Azione revocatoria e fallimento

La sentenza che accoglie la domanda revocatoria, sia essa ordinaria o fallimentare, in forza di un diritto potestativo comune, ha natura costitutiva al di là delle differenze esistenti tra le medesime; ciò in considerazione di un elemento soggettivo di comune accertamento da parte del giudice, quantomeno nella forma della scientia decoctionis.

Essa  modifica ex post una situazione giuridica preesistente, sia privando di effetti, atti che avevano già conseguito piena efficacia, sia determinando, conseguentemente, la restituzione dei beni o delle somme oggetto di revoca alla funzione di generale garanzia patrimoniale (art. 2740 c.c.) ed alla soddisfazione dei creditori di una delle parti dell’atto.

Non è ammissibile, pertanto, un’azione revocatoria, non solo fallimentare ma neppure ordinaria, nei confronti di un fallimento, stante il principio di cristallizzazione del passivo alla data di apertura del concorso ed il carattere costitutivo delle predette azioni.

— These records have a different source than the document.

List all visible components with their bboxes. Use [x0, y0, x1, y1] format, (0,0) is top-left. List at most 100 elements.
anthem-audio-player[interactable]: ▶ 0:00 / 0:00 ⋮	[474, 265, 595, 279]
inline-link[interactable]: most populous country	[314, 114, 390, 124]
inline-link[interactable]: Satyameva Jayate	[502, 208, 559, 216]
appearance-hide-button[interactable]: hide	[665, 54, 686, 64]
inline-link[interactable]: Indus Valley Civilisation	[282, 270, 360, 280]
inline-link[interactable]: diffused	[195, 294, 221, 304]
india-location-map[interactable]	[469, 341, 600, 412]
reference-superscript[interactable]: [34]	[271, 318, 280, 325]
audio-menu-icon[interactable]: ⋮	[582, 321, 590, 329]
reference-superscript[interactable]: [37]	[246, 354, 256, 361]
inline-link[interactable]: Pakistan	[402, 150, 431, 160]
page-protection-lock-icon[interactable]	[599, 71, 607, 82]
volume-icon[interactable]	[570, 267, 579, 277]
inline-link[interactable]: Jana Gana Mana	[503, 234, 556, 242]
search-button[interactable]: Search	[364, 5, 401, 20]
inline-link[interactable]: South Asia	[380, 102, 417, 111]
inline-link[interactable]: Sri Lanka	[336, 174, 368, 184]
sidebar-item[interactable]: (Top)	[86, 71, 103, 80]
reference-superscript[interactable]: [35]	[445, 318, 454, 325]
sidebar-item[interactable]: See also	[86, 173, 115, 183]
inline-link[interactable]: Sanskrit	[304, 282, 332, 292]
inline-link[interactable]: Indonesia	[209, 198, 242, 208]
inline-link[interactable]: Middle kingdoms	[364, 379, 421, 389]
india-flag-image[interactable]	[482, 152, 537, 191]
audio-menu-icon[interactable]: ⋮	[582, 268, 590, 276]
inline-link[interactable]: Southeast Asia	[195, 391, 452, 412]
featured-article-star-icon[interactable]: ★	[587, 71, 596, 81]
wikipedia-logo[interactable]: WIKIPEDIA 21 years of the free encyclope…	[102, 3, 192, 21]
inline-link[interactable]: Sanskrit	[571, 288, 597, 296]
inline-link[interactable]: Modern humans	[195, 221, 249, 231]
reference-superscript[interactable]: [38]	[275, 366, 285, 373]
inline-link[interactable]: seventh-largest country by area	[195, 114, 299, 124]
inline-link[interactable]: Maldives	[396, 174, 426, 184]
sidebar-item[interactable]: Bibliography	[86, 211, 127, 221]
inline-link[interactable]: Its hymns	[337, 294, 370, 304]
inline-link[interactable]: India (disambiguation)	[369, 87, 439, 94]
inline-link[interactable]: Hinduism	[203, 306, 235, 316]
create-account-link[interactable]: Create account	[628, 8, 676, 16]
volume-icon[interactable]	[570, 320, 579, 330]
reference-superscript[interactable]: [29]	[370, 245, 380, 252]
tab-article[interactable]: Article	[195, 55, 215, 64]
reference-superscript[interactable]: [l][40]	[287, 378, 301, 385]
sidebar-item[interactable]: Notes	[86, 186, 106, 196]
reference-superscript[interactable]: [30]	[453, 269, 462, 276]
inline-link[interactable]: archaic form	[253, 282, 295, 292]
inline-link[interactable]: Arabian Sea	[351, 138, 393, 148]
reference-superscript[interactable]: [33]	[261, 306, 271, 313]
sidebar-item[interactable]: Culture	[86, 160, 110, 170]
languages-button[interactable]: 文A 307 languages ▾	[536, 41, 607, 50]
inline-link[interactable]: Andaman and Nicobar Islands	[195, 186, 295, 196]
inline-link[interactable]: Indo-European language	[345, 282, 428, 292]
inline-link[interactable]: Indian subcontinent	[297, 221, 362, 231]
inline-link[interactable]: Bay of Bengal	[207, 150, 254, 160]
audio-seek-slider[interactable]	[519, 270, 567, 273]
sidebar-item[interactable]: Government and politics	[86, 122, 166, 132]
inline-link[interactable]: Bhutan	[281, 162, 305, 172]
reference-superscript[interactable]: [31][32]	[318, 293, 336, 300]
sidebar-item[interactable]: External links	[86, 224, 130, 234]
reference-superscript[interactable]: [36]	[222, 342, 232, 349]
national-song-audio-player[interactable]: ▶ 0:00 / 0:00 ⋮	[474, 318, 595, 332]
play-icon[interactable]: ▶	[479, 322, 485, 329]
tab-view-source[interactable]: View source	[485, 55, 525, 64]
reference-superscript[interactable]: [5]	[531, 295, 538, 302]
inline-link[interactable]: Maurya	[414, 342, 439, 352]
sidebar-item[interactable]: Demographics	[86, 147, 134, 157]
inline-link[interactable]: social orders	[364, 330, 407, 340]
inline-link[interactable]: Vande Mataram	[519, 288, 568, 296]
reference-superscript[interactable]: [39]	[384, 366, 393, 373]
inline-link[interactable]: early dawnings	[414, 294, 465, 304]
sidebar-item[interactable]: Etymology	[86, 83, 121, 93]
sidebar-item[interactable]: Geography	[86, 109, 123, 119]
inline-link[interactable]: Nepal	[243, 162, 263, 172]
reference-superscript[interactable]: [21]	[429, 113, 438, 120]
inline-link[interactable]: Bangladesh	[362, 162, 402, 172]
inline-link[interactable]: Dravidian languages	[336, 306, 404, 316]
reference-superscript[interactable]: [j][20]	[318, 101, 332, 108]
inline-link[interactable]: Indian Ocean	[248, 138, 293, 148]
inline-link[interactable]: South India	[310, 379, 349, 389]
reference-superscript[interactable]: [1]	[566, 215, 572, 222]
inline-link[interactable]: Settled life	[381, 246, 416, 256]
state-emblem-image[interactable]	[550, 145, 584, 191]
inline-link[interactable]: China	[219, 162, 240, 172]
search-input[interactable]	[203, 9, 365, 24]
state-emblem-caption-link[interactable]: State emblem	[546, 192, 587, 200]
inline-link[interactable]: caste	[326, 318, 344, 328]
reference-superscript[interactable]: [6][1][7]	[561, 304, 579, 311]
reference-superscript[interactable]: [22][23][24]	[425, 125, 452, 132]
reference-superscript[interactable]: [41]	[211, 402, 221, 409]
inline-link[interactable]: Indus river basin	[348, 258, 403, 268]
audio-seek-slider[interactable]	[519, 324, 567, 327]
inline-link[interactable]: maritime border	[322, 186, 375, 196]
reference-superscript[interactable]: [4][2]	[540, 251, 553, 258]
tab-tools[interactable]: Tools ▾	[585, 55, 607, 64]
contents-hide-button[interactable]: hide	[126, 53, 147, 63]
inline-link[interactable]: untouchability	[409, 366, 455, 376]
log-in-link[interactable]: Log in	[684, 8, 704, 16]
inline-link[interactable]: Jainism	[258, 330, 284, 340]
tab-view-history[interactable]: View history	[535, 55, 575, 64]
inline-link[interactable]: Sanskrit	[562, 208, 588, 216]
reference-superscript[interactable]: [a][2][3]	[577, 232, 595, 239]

Il patrimonio del fallito è, infatti, insensibile alle pretese di soggetti che vantino titoli formatisi in epoca posteriore alla dichiarazione di fallimento e, dunque, poiché l’effetto giuridico favorevole all’attore in revocatoria si produce soltanto a seguito della sentenza di accoglimento, tale effetto non può essere invocato contro la massa dei creditori ove l’azione sia stata esperita dopo l’apertura della procedura stessa.

Sono questi i principi sanciti dalle Sezioni Unite della Suprema Corte di Cassazione nella sentenza n. 30416 del 23 novembre 2018 chiamata a pronunciarsi sulla questione dell’inammissibilità dell’azione revocatoria fallimentare od ordinaria rivolta nei confronti di una procedura concorsuale.